The hub of the referendum question on the Aboriginals
provided in the comment by The Age political columnist, Bruce
Grant on May 26.
"In addition the Commonwealth because of foreign policy considerations,
is more sensitive than the States to the kind of international opinion
which is favourable to Aboriginal advancement."
Comment: Mr. Grant follows "the kind of international opinion" lauded
by his mentor at the Melbourne University. Professor McMahon Ball or
by his fellow scribe in international affairs Walter Lippman. Another
voice sounded a warning on this question, which was by far the more
important of the two at last week's referendum. This was Mr. Lewis the
Minister for Native Welfare in Western Australia. "It is possible that
international pressure might force the Commonwealth to take measures
which would be unpopular within States and could affect State services,"

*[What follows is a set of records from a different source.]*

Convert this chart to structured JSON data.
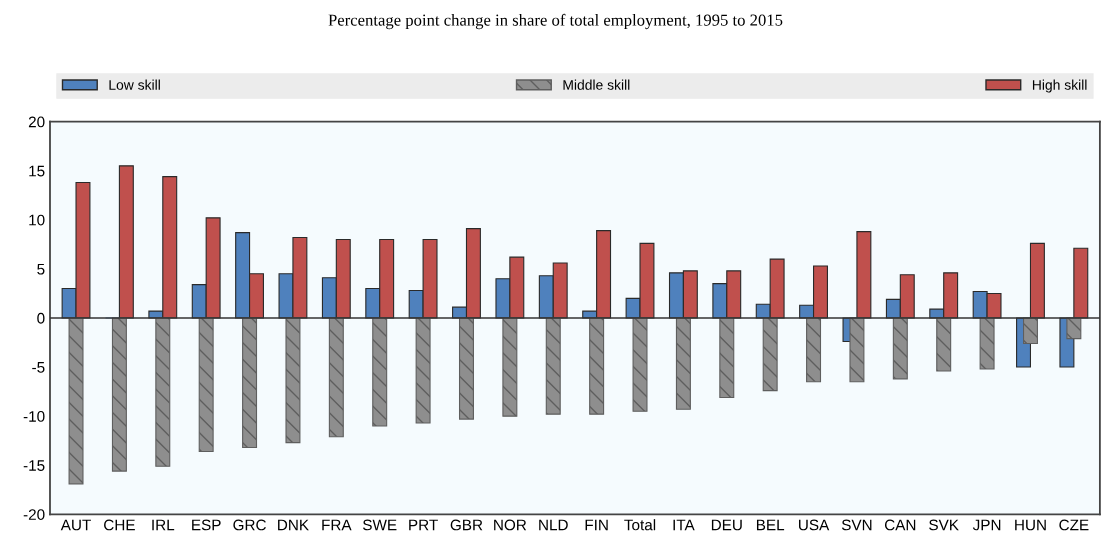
{
  "chart_data": {
    "type": "bar",
    "title": "Percentage point change in share of total employment, 1995 to 2015",
    "categories": [
      "AUT",
      "CHE",
      "IRL",
      "ESP",
      "GRC",
      "DNK",
      "FRA",
      "SWE",
      "PRT",
      "GBR",
      "NOR",
      "NLD",
      "FIN",
      "Total",
      "ITA",
      "DEU",
      "BEL",
      "USA",
      "SVN",
      "CAN",
      "SVK",
      "JPN",
      "HUN",
      "CZE"
    ],
    "series": [
      {
        "name": "Low skill",
        "color": "#4f81bd",
        "values": [
          3.0,
          0,
          0.7,
          3.4,
          8.7,
          4.5,
          4.1,
          3.0,
          2.8,
          1.1,
          4.0,
          4.3,
          0.7,
          2.0,
          4.6,
          3.5,
          1.4,
          1.3,
          -2.4,
          1.9,
          0.9,
          2.7,
          -5.0,
          -5.0
        ]
      },
      {
        "name": "Middle skill",
        "color": "#5e5e5e",
        "values": [
          -16.9,
          -15.6,
          -15.1,
          -13.6,
          -13.2,
          -12.7,
          -12.1,
          -11.0,
          -10.7,
          -10.3,
          -10.0,
          -9.8,
          -9.8,
          -9.5,
          -9.3,
          -8.1,
          -7.4,
          -6.5,
          -6.5,
          -6.2,
          -5.4,
          -5.2,
          -2.6,
          -2.1
        ]
      },
      {
        "name": "High skill",
        "color": "#c0504d",
        "values": [
          13.8,
          15.5,
          14.4,
          10.2,
          4.5,
          8.2,
          8.0,
          8.0,
          8.0,
          9.1,
          6.2,
          5.6,
          8.9,
          7.6,
          4.8,
          4.8,
          6.0,
          5.3,
          8.8,
          4.4,
          4.6,
          2.5,
          7.6,
          7.1
        ]
      }
    ],
    "ylim": [
      -20,
      20
    ],
    "yticks": [
      -20,
      -15,
      -10,
      -5,
      0,
      5,
      10,
      15,
      20
    ],
    "ref_lines": [
      {
        "axis": "y",
        "value": 0,
        "color": "#333333"
      }
    ],
    "grid": false,
    "legend": "top"
  }
}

Sunday Times May 14, (our emphasis)
The well-known Communist, Frank Hardy pressed
into service by The Australian May 23 with a 7 column, one third
of a page story The Aboriginal Breakout.
Comment: Bruce Grant entitled his article Shoulder to the Wheel. It
is most noticeable that most of the shoving came from the strange assortment
ranging from liberal socialists to communists, but not one commentator
found this phenomenon of interest.
Courier Mail, Brisbane report, May 17
South Africa has issued schoolbooks stating the World Council of Churches
is infiltrated with Communists.
Comment: The realism of the South Africans is refreshing. It would be
interpreted as prejudice in Australia, instead of determination to preserve
freedom into the future, which is what the South Africans are doing.
Report from American Electrical World May 17,
indicating the Americans have been thrown into a complete flap with
an application from the U.S.S.R. to bid for the supply of 600-Mw hydro
turbines and generators for Grand Coulee Dam in the U.S.A.
Comment: The "Building bridges to the East" policy of the Johnson administration
would appear to be backfiring with a vengeance. It was under the Roosevelt
administration that the U.S.A. sent engineers to design and help build
early generating plants in the U.S.S.R. Are the Communists now returning
the favour and at the same rime rubbing the noses of America's socialist
administration in the dirt?
Dr. Knox, the newly appointed Roman Catholic
Archbishop of Melbourne deprecates emerging racial discrimination in
India where he served for many years. Clergymen from Commonwealth countries
must now register with the police and entrance visas will be necessary.
How can I, or anybody explain to the people of Australia that this is
not discriminatory? Asked the Archbishop.
Comment: How indeed! An interesting aspect is that Christian missionaries
are running into increasing difficulties in Eastern countries. As the
image of the West declines with the acceptance of materialist dogmas
within our own borders, bringing resultant breakdowns, our Christianity
is being judged as suspect, if not worthless.